Fiz um gesto de rainha, que encerra a audiência. Eles se viraram um para o outro e estenderam-se hesitantemente as mãos. Era o que cabia fazer, eles sentiram.
Eu, com minha postura, não de simples patroa, mas rainha, não dera margem para outro desfecho. Eles se retiraram. Eu permaneci longamente no trono, solitária. Eu vivera o momento mais alto da minha vida. E senti que ele não excluia a Poesia..." (Alma Welt)

domingo, 15 de janeiro de 2012

As Palavras da Matilde (crônica de Alma Welt)

Supondo que o clima decadente desta estância povoada de memórias muito mais antigas que os meus avós, que nela plantaram o vinhedo, está me contaminando com sua melancolia e dissipação, cheguei a lamentá-lo diante da Matilde, minha eterna ex-babá, que me restou como única confidente, embora seja tão... digamos, "pé-na-terra". Mas sua reação me fez pensar, como outrora, fonte de equilíbrio que tantas vezes foi para o meu coração. "Que esperavas, Alma?
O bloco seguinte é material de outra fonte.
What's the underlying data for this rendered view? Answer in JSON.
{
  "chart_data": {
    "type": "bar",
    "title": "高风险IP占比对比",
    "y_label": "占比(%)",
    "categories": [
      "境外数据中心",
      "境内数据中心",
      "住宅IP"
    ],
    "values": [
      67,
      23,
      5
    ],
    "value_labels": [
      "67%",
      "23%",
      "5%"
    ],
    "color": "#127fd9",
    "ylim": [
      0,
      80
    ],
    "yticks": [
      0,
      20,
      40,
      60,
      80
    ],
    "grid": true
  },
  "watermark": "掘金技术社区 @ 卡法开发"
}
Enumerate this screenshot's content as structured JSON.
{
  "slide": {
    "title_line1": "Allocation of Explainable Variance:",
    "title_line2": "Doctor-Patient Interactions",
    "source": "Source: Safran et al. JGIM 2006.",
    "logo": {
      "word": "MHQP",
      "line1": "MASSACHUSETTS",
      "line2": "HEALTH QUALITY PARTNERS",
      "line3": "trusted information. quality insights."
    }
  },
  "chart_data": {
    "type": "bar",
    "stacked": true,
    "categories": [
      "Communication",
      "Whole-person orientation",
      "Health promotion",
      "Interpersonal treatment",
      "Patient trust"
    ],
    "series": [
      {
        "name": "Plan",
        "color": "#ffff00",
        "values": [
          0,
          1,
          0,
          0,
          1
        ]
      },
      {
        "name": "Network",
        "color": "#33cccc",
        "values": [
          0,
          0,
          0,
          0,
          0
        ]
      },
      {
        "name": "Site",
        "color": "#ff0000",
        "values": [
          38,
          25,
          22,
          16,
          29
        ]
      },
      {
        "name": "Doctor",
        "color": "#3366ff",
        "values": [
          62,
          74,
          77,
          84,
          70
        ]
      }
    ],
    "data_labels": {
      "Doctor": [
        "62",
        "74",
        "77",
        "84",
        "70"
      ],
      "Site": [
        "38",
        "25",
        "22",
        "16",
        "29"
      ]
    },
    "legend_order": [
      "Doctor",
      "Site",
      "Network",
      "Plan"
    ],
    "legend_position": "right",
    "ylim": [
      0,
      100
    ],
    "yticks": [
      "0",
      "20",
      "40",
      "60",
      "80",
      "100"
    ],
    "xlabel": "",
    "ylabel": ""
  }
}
Isso que tu chamas de "decadência da estância", existe sim, posso vê-la, mas emana de ti mesma, dessa tua solidão, desse teu orgulho que não te deixou ser mulher de um homem, ser uma esposa e mãe! Que te faz permanecer nesse sonho de escrever versos, como se isso desse camisa a alguém! Isso está te matando, guria, não vês?"
Eu a ouço e, de repente deixo escapar um soluço imenso, corro para o quarto e... escrevo isto! Sim, isto que escrevo agora! Estou irremediavelmente perdida! (Alma Welt)

Sobre Lea Leandro ( crônica de Alma Welt)

Quando eu vivi na cidade de São Paulo, entre 1995 e 2004, num momento de solidão e carência, conheci e me apaixonei por um jovem e lindo travesti e depois transsexual, com quem vivi um ano e meio. Foi uma das experiências mais dolorosas da minha vida. Entretanto me lembro dele/a com carinho, porque realmente o amei. Ela se chamava Lea Leandro, e só lamento ela (ou ele) não ter assumido a sua bissexualidade, como eu a minha, e ter querido tanto ser mulher, a ponto de mutilar-se. Eu me pergunto, como um ser que teve o privilégio de ser um hermafrodita ou quase, a meu ver o ser humano perfeito de Deus, pôde optar, assim, por um só lado, uma só natureza. Eu não o faria... (Alma Welt)

Crise de Inspiração ( de Alma Welt)

Ouve-se falar de "crise de inspiração" de escritores. Dei-me conta de que nunca experimentei isso. Creio que isso não me ocorre porque vivo permanentemente "inspirada", desde que me coloquei, ainda guria, sob a sagrada égide da Arte, isto é, votei-me aos deuses e às musas. Mal posso compreender que nem todas as pessoas vivam assim, em contato com o "Sagrado", que é o elemento essêncial da Vida e do Mundo... (Alma Welt)

Efêmeras Bençãos (de Alma Welt)

Diante da imensa dor do mundo, frequentemente me surpreendo envergonhada de cultuar a beleza, a felicidade e a alegria. Mas que posso fazer? Essa é a minha natureza, que emana das bençãos que recebi do Destino, ou... de Deus. Também devo um tributo a elas, mesmo que derive do medo de perdê-las, pois bem sei quão transitórias e efêmeras são essas bençãos... (Alma Welt)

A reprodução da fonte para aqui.